🤖 AI Summary
This work addresses the degradation of generalization performance in high-dimensional continual multi-task linear regression caused by label noise and overparameterization. For isotropic L2-regularized linear models, the authors derive a closed-form expression for the expected generalization loss under an arbitrary linear teacher model and establish, for the first time, that the optimal fixed regularization strength grows with the number of tasks \(T\) at a rate of \(T / \ln T\). This result uncovers a novel mechanism by which L2 regularization enhances generalization—by suppressing the adverse effects of label noise. The theoretical analysis leverages tools from high-dimensional statistics and is corroborated by experiments on both linear models and neural networks, demonstrating that the proposed regularization strategy significantly improves generalization in continual learning settings and offers practical design principles for real-world systems.
📝 Abstract
We study generalization in an overparameterized continual linear regression setting, where a model is trained with L2 (isotropic) regularization across a sequence of tasks.

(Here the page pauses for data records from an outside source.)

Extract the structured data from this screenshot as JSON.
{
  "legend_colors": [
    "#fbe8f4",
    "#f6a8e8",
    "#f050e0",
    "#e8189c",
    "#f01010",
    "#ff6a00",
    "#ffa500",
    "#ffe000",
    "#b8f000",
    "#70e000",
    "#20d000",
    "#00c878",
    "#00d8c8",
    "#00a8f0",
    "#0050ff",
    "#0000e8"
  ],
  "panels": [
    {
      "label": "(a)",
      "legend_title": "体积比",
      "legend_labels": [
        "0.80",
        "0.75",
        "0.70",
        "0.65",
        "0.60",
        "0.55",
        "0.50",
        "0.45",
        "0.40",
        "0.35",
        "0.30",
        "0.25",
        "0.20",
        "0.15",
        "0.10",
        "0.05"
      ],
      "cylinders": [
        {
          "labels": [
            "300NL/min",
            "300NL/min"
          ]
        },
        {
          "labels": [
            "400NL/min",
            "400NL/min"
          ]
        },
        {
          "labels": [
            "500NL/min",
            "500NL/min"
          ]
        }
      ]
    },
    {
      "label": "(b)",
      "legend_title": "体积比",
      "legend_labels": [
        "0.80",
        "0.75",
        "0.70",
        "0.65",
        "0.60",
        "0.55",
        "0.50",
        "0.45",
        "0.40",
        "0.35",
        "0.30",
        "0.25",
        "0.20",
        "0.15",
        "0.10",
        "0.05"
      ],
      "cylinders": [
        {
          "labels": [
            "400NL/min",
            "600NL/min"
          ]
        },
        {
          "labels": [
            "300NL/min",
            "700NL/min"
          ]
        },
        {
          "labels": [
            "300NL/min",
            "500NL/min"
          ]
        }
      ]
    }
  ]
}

We derive a closed-form expression for the expected generalization loss in the high-dimensional regime that holds for arbitrary linear teachers. We demonstrate that isotropic regularization mitigates label noise under both single-teacher and multiple i.i.d. teacher settings, whereas prior work accommodating multiple teachers either did not employ regularization or used memory-demanding methods. Furthermore, we prove that the optimal fixed regularization strength scales nearly linearly with the number of tasks $T$, specifically as $T/\ln T$. To our knowledge, this is the first such result in theoretical continual learning. Finally, we validate our theoretical findings through experiments on linear regression and neural networks, illustrating how this scaling law affects generalization and offering a practical recipe for the design of continual learning systems.